3. **Image Standardization**: Prior to augmentation, images are standardized to the `uint8` format. This standardization is necessary to align with the expected input format of the augmentation library and maintain consistency across the dataset.

4. **Hue, Saturation, Value Adjustments**: To introduce variability in the dataset and simulate different lighting conditions, the hue, saturation, and value of the images are randomly adjusted. This variability helps in enhancing the model's ability to generalize across different environmental settings.

5. **Random Brightness and Contrast Adjustments**: The model's adaptability to different lighting conditions is further improved by randomly adjusting the brightness and contrast of the images. This step ensures that the model can perform well under various lighting conditions, enhancing its practical applicability.

These preprocessing steps are integral to the training process, enhancing the model's performance and ensuring its effectiveness in real-world scenarios.

## Performance Metrics Comparison

### Overall Performance:

- **Precision (P):** Increased from 0.879 to 0.882.
- **Recall (R):** Significantly increased from 0.72 to 0.839.
- **mAP50:** Increased from 0.781 to 0.901.
- **mAP50-95:** Increased from 0.56 to 0.643.

### Performance by Class:

- **Room:**
  - Precision: Remained constant at 0.909.
  - Recall: Increased from 0.773 to 0.892.
  - mAP50: Increased from 0.82 to 0.941.
  - mAP50-95: Increased from 0.592 to 0.679.
- **Window:**
  - Precision: Slightly increased from 0.871 to 0.88.
  - Recall: Significantly increased from 0.691 to 0.803.
  - mAP50: Increased from 0.761 to 0.881.
  - mAP50-95: Increased from 0.463 to 0.53.
- **Door:**
  - Precision: Remained constant at 0.858.
  - Recall: Increased from 0.695 to 0.821.
  - mAP50: Increased from 0.764 to 0.881.
  - mAP50-95: Increased from 0.625 to 0.72.

## Analysis

### Overall Impact:

After preprocessing, the model's overall performance has seen notable improvements, particularly in terms of Recall and Mean Average Precision (mAP).

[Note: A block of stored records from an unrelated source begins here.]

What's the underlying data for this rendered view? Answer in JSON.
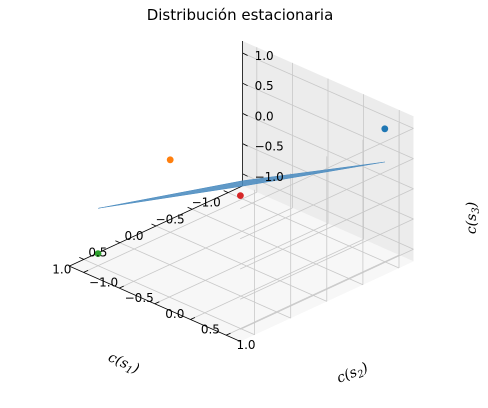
{
  "chart_data": {
    "type": "scatter",
    "projection": "3d",
    "title": "Distribución estacionaria",
    "axes": {
      "x": {
        "label_base": "c(s",
        "label_sub": "1",
        "label_end": ")",
        "ticks": [
          -1.0,
          -0.5,
          0.0,
          0.5,
          1.0
        ],
        "tick_labels": [
          "−1.0",
          "−0.5",
          "0.0",
          "0.5",
          "1.0"
        ],
        "range": [
          -1.2,
          1.2
        ]
      },
      "y": {
        "label_base": "c(s",
        "label_sub": "2",
        "label_end": ")",
        "ticks": [
          -1.0,
          -0.5,
          0.0,
          0.5,
          1.0
        ],
        "tick_labels": [
          "−1.0",
          "−0.5",
          "0.0",
          "0.5",
          "1.0"
        ],
        "range": [
          -1.2,
          1.2
        ]
      },
      "z": {
        "label_base": "c(s",
        "label_sub": "3",
        "label_end": ")",
        "ticks": [
          -1.0,
          -0.5,
          0.0,
          0.5,
          1.0
        ],
        "tick_labels": [
          "−1.0",
          "−0.5",
          "0.0",
          "0.5",
          "1.0"
        ],
        "range": [
          -1.2,
          1.2
        ]
      }
    },
    "grid": true,
    "surface": {
      "color": "#4a8bbf",
      "opacity": 0.88,
      "corners": [
        {
          "x": -1.0,
          "y": -1.0,
          "z": -0.9
        },
        {
          "x": 1.0,
          "y": -1.0,
          "z": -0.25
        },
        {
          "x": 1.0,
          "y": 1.0,
          "z": 1.15
        },
        {
          "x": -1.0,
          "y": 1.0,
          "z": 0.45
        }
      ]
    },
    "points": [
      {
        "x": -1.0,
        "y": 1.0,
        "z": 1.0,
        "color": "#1f77b4"
      },
      {
        "x": 1.0,
        "y": -1.0,
        "z": -1.0,
        "color": "#2ca02c"
      },
      {
        "x": 0.0,
        "y": -1.0,
        "z": 0.0,
        "color": "#ff7f0e"
      },
      {
        "x": 1.0,
        "y": 1.0,
        "z": 1.0,
        "color": "#d62728"
      }
    ]
  }
}
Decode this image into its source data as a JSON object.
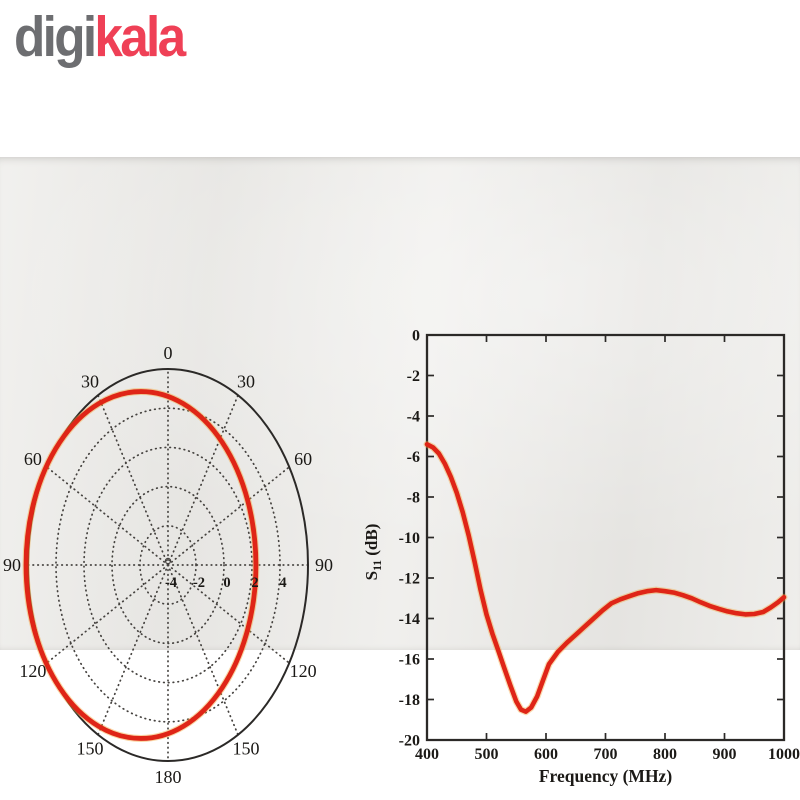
{
  "logo": {
    "digi": "digi",
    "kala": "kala",
    "digi_color": "#6d6e71",
    "kala_color": "#ef4056"
  },
  "paper": {
    "background": "#ecebe8",
    "frame_color": "#2b2927",
    "text_color": "#1b1916"
  },
  "accent": {
    "curve_red": "#df2517",
    "curve_halo": "#f3a63a",
    "grid_dot": "#45423f"
  },
  "chart_data": [
    {
      "type": "polar",
      "name": "radiation-pattern",
      "angle_step_deg": 30,
      "angle_labels": [
        "0",
        "30",
        "60",
        "90",
        "120",
        "150",
        "180",
        "150",
        "120",
        "90",
        "60",
        "30"
      ],
      "radial_axis": {
        "min": -4,
        "max": 6,
        "ring_values": [
          -2,
          0,
          2,
          4
        ],
        "label_values": [
          -4,
          -2,
          0,
          2,
          4
        ],
        "labels": [
          "-4",
          "-2",
          "0",
          "2",
          "4"
        ]
      },
      "grid": {
        "style": "dotted",
        "spokes_every_deg": 30
      },
      "series": [
        {
          "name": "measured-pattern",
          "color": "#df2517",
          "shape": "offset-ellipse",
          "center_offset_frac_x": -0.193,
          "center_offset_frac_y": 0.0,
          "rx_frac": 0.821,
          "ry_frac": 0.885
        }
      ]
    },
    {
      "type": "line",
      "name": "s11-vs-frequency",
      "xlabel": "Frequency (MHz)",
      "ylabel": {
        "main": "S",
        "sub": "11",
        "rest": " (dB)"
      },
      "xlim": [
        400,
        1000
      ],
      "ylim": [
        -20,
        0
      ],
      "xticks": [
        400,
        500,
        600,
        700,
        800,
        900,
        1000
      ],
      "yticks": [
        0,
        -2,
        -4,
        -6,
        -8,
        -10,
        -12,
        -14,
        -16,
        -18,
        -20
      ],
      "grid": false,
      "series": [
        {
          "name": "S11",
          "color": "#df2517",
          "points": [
            [
              400,
              -5.4
            ],
            [
              410,
              -5.55
            ],
            [
              420,
              -5.85
            ],
            [
              430,
              -6.35
            ],
            [
              440,
              -7.0
            ],
            [
              450,
              -7.8
            ],
            [
              460,
              -8.75
            ],
            [
              470,
              -9.9
            ],
            [
              480,
              -11.2
            ],
            [
              490,
              -12.6
            ],
            [
              500,
              -13.8
            ],
            [
              510,
              -14.75
            ],
            [
              520,
              -15.6
            ],
            [
              530,
              -16.45
            ],
            [
              540,
              -17.3
            ],
            [
              550,
              -18.1
            ],
            [
              558,
              -18.5
            ],
            [
              566,
              -18.6
            ],
            [
              575,
              -18.4
            ],
            [
              585,
              -17.85
            ],
            [
              595,
              -17.05
            ],
            [
              605,
              -16.25
            ],
            [
              620,
              -15.65
            ],
            [
              635,
              -15.2
            ],
            [
              650,
              -14.8
            ],
            [
              665,
              -14.4
            ],
            [
              680,
              -14.0
            ],
            [
              695,
              -13.6
            ],
            [
              710,
              -13.25
            ],
            [
              725,
              -13.05
            ],
            [
              740,
              -12.9
            ],
            [
              755,
              -12.75
            ],
            [
              770,
              -12.65
            ],
            [
              785,
              -12.6
            ],
            [
              800,
              -12.65
            ],
            [
              815,
              -12.72
            ],
            [
              830,
              -12.85
            ],
            [
              845,
              -13.0
            ],
            [
              860,
              -13.2
            ],
            [
              875,
              -13.38
            ],
            [
              890,
              -13.52
            ],
            [
              905,
              -13.65
            ],
            [
              920,
              -13.74
            ],
            [
              935,
              -13.8
            ],
            [
              950,
              -13.78
            ],
            [
              965,
              -13.68
            ],
            [
              978,
              -13.45
            ],
            [
              990,
              -13.2
            ],
            [
              1000,
              -12.95
            ]
          ]
        }
      ]
    }
  ]
}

These improvements suggest that preprocessing helps the model generalize better and more effectively recognize different object classes.

### Performance Variations by Class:

- The **Room** category showed the most significant performance improvement, especially in Recall and mAP50, indicating that the preprocessed model is more accurate in detecting more rooms.
- The **Window** and **Door** categories also showed performance improvements, especially in Recall, indicating that after preprocessing, the model has a higher coverage in detecting windows and doors.

### Influencing Factors:

The preprocessing steps include color space adjustments, and brightness and contrast adjustments. These improvements may have helped the model better distinguish between different object features, particularly under varying lighting and background conditions. The changes in color and contrast seem to aid in improving the model's ability to recognize different object categories.

## Conclusion

The data preprocessing has significantly impacted the model's performance positively, especially in terms of Recall and mAP metrics. This indicates that preprocessing steps like color adjustments and brightness/contrast adjustments are effective in enhancing the model's generalization ability in real-world scenarios. The specific improvements in recognizing certain object categories, such as rooms, windows, and doors, suggest these preprocessing techniques are particularly useful in enhancing the model's ability to detect specific objects. Further experimentation, such as different types of image enhancements, could be beneficial to determine the optimal data preprocessing workflow.